2. antibody recognize experiment
Need on the basis of primary dcreening operation to confirm that the method that can be used at present confirming has: 1. Western blot (WB-Western Blot); 2. band immunization experiment method (LineImmunoassay LIA); 3. immunofluorescence experiment method (IFA); 4. radioimmunoprecipitation experiment (RIPA); 5. isolation of virus etc., using clinically more is front two kinds, i.e. WB method and LIA method.
HIV antibody recognize reagent commonly used has the HIV-1 type in the international market, HIV-2 type and HIV-1/2 mixed type, detection method has WB's, LIA is also arranged, using clinically more also is WB method and LIA method, all these methods are HIV each structural proteins antigen of virus (natural or artificial expression) preparation on the film bar at present, during use the bar film is immersed reaction overnight in the human serum sample, finally visible bars whether occurs with the relevant albumen of development process and bring detection antibody, and situation about finally occurring by each antigen-antibody comprehensively judges whether infected by HIV, and criterion is referring to for example described in the embodiments of the invention 3.

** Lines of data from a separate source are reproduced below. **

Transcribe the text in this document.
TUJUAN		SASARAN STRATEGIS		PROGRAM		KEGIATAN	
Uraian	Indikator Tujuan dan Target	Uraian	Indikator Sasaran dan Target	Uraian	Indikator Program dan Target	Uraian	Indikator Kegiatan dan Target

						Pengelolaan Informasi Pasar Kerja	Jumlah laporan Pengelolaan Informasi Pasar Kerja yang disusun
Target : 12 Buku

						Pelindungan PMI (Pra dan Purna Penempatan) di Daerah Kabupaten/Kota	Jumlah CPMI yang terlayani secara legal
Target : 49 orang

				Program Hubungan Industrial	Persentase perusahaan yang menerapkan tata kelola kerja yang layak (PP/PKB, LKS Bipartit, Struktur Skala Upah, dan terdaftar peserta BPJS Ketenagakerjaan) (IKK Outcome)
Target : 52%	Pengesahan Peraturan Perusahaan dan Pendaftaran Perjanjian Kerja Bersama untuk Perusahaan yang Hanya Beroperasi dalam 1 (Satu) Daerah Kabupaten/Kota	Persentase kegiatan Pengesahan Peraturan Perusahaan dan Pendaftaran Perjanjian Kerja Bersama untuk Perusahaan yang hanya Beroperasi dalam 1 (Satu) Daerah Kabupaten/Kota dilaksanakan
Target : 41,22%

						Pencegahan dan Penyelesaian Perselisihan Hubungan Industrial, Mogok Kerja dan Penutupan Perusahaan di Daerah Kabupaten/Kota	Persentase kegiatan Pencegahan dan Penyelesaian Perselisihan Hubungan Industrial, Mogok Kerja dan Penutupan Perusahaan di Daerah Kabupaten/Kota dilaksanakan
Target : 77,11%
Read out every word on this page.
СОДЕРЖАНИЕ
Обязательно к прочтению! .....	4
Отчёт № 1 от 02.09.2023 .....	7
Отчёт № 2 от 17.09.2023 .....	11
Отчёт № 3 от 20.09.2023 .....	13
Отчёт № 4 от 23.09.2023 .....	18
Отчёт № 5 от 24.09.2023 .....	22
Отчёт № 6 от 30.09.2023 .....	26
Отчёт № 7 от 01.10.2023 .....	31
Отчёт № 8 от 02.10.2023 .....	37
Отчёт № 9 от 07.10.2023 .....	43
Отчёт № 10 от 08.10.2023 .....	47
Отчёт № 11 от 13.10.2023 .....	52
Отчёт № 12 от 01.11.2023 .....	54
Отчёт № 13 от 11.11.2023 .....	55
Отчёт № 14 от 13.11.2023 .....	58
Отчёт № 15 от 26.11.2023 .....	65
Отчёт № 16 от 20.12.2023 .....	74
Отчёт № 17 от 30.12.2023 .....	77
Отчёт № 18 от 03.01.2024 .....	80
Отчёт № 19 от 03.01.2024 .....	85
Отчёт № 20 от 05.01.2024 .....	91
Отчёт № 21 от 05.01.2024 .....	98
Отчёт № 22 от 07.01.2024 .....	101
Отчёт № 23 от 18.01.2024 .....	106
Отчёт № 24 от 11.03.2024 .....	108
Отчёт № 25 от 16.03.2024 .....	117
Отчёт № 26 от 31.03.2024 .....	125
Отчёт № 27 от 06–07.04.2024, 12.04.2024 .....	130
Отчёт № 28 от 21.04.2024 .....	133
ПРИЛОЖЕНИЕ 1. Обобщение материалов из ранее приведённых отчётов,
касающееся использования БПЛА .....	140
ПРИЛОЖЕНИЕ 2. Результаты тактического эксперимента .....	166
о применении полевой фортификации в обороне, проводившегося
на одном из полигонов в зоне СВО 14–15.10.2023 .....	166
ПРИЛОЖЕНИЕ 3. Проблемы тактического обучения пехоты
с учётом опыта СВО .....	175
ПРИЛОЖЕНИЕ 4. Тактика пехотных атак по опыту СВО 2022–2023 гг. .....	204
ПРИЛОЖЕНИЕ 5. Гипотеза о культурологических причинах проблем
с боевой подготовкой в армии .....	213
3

Their common shortcoming is the ELISA method that sensitivity detects far below primary dcreening operation.The present invention has realized quick, Sensitive Detection that HIV infects, thereby has overcome defective of the prior art by with at least five kinds of HIV-1 structural proteins antigens and the combined detection for the biological sample corresponding antibodies of a kind of HIV-2 structural proteins antigen.
Summary of the invention
The invention provides the method that there is situation in anti-HIV antibody in a kind of detection of biological sample, comprise will at least five kinds HIV-1 structural proteins antigens combined with a kind of HIV-2 structural proteins and contact with described sample respectively, then detect the situation that exists in conjunction with compound.
The present invention also provides and has been used for biological sample is carried out the kit that HIV detects.
Embodiment
In one embodiment, the invention provides the method that there is situation in anti-HIV antibody in a kind of detection of biological sample, comprising will at least five kinds HIV-1 structural proteins antigens combined with a kind of HIV-2 structural proteins and contact with described sample respectively, then detect the situation that exists in conjunction with compound, described at least five kinds of HIV-1 structural proteins antigens comprise (i) P24 or its fragment or analog; (ii) p17 or p55 or its fragment or analog; (iii) at least a or its fragment or the analog among five kinds of P31, P34, P39, P51, the P66; (iv) GP41 or its fragment or analog; (v) GP120 or its fragment or analog.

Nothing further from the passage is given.